Ched se abalanzó sobre la joven.
—¿Cuál es vuestro diagnóstico?
—Es una dolencia que conozco y que curaré. Dentro de tres días, el cráneo quedará cerrado y el color del hueso adquirirá el tono del huevo de avestruz. Serán necesarias numerosas compresas, evitarán toda infección y las energías circularán de nuevo. Vuestro amigo tiene el cráneo muy duro, lo ha salvado la fortaleza de su constitución.
Ched sonrió.
—Entonces… ¡Es verdad que sois médica!
—¿Y vos, el nuevo director de la Casa de las armas si no me equivoco? Estuvisteis invitado al último banquete organizado por mi padre.
—Una fiesta magnífica en honor de vuestro compromiso con el general Ramesu.
Sejet sonrió a su vez.
—En eso os equivocáis; en efecto, me voy a casar, pero con Setna.
—¡Mi mejor amigo! Os deseo toda la felicidad y os pido un favor: un silencio total acerca de vuestra intervención. No habéis visto ni curado a nadie.
—El herido era víctima de un hechizo y vos habéis mencionado un secreto de Estado…

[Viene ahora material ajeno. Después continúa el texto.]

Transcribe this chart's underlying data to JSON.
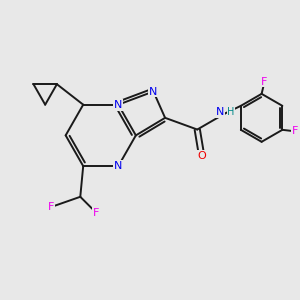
{
  "bg_color": "#e8e8e8",
  "bond_color": "#1a1a1a",
  "bond_width": 1.4,
  "atom_colors": {
    "N": "#0000ee",
    "O": "#ee0000",
    "F": "#ee00ee",
    "H": "#008888",
    "C": "#1a1a1a"
  },
  "font_size": 8.0,
  "fig_size": [
    3.0,
    3.0
  ],
  "dpi": 100
}
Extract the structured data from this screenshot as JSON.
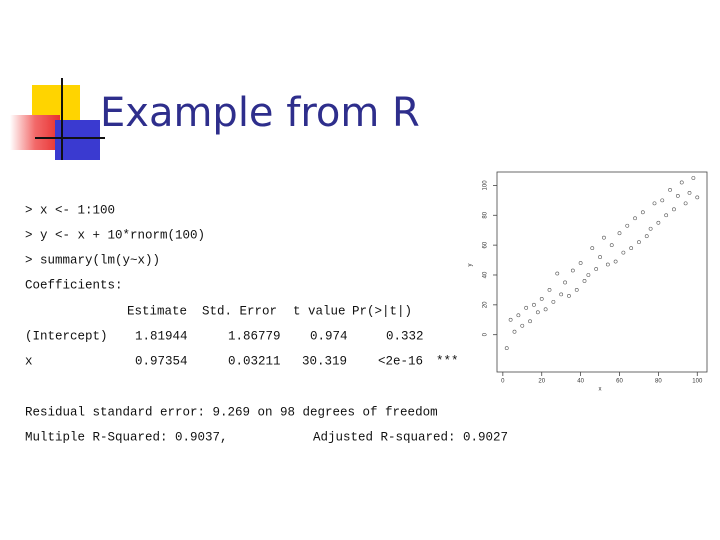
{
  "title": "Example from R",
  "console": {
    "commands": [
      "> x <- 1:100",
      "> y <- x + 10*rnorm(100)",
      "> summary(lm(y~x))"
    ],
    "section": "Coefficients:",
    "table": {
      "header": [
        "Estimate",
        "Std. Error",
        "t value",
        "Pr(>|t|)"
      ],
      "rows": [
        [
          "(Intercept)",
          "1.81944",
          "1.86779",
          "0.974",
          "0.332"
        ],
        [
          "x",
          "0.97354",
          "0.03211",
          "30.319",
          "<2e-16",
          "***"
        ]
      ]
    },
    "residual": "Residual standard error: 9.269 on 98 degrees of freedom",
    "r_squared": [
      "Multiple R-Squared: 0.9037,",
      "Adjusted R-squared: 0.9027"
    ]
  },
  "chart_data": {
    "type": "scatter",
    "x_label": "x",
    "y_label": "y",
    "x": [
      2,
      4,
      6,
      8,
      10,
      12,
      14,
      16,
      18,
      20,
      22,
      24,
      26,
      28,
      30,
      32,
      34,
      36,
      38,
      40,
      42,
      44,
      46,
      48,
      50,
      52,
      54,
      56,
      58,
      60,
      62,
      64,
      66,
      68,
      70,
      72,
      74,
      76,
      78,
      80,
      82,
      84,
      86,
      88,
      90,
      92,
      94,
      96,
      98,
      100
    ],
    "y": [
      -9,
      10,
      2,
      13,
      6,
      18,
      9,
      20,
      15,
      24,
      17,
      30,
      22,
      41,
      27,
      35,
      26,
      43,
      30,
      48,
      36,
      40,
      58,
      44,
      52,
      65,
      47,
      60,
      49,
      68,
      55,
      73,
      58,
      78,
      62,
      82,
      66,
      71,
      88,
      75,
      90,
      80,
      97,
      84,
      93,
      102,
      88,
      95,
      105,
      92
    ],
    "xlim": [
      -3,
      105
    ],
    "ylim": [
      -25,
      109
    ],
    "xticks": [
      0,
      20,
      40,
      60,
      80,
      100
    ],
    "yticks": [
      0,
      20,
      40,
      60,
      80,
      100
    ],
    "color": "#555555"
  }
}
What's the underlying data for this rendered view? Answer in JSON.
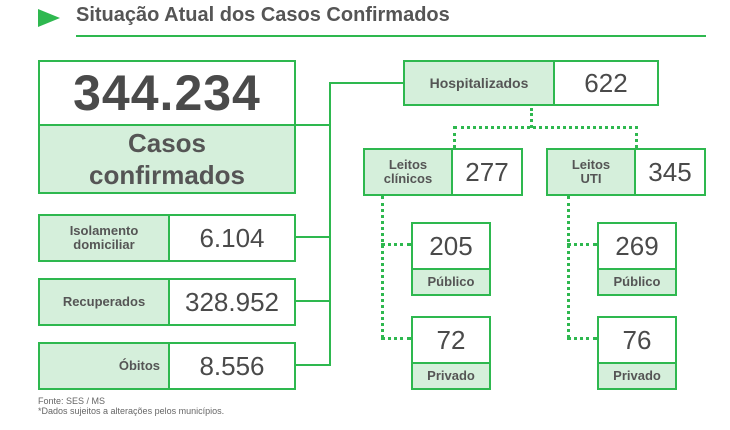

—Olvidadlo todo, os lo ruego.
—Estoy redactando una receta destinada al médico militar: que la siga al pie de la letra. Si todavía me necesitáis, sabéis dónde encontrarme, y no olvidéis cuidaros.
—Gracias por vuestra intervención, Sejet. Le habéis salvado la vida a un valiente.
—Buena suerte.
Setna, el futuro marido de aquella magnífica mujer… ¡Ched se preguntó si no estaría soñando! Un dolor en la pierna le recordó la inquietante realidad. La trampa, tendida por un ser maléfico, tenía como objetivo eliminarlos a él y a sus compañeros de armas.
A Ched lo asediaban multitud de inquietudes.
Se imponían dos conclusiones: tal y como lo había anunciado el rey, el enemigo era aterrador, dados los temibles poderes de los que disponía, y aquella dolorosa prueba demostraba que los investigadores habían seguido una pista correcta.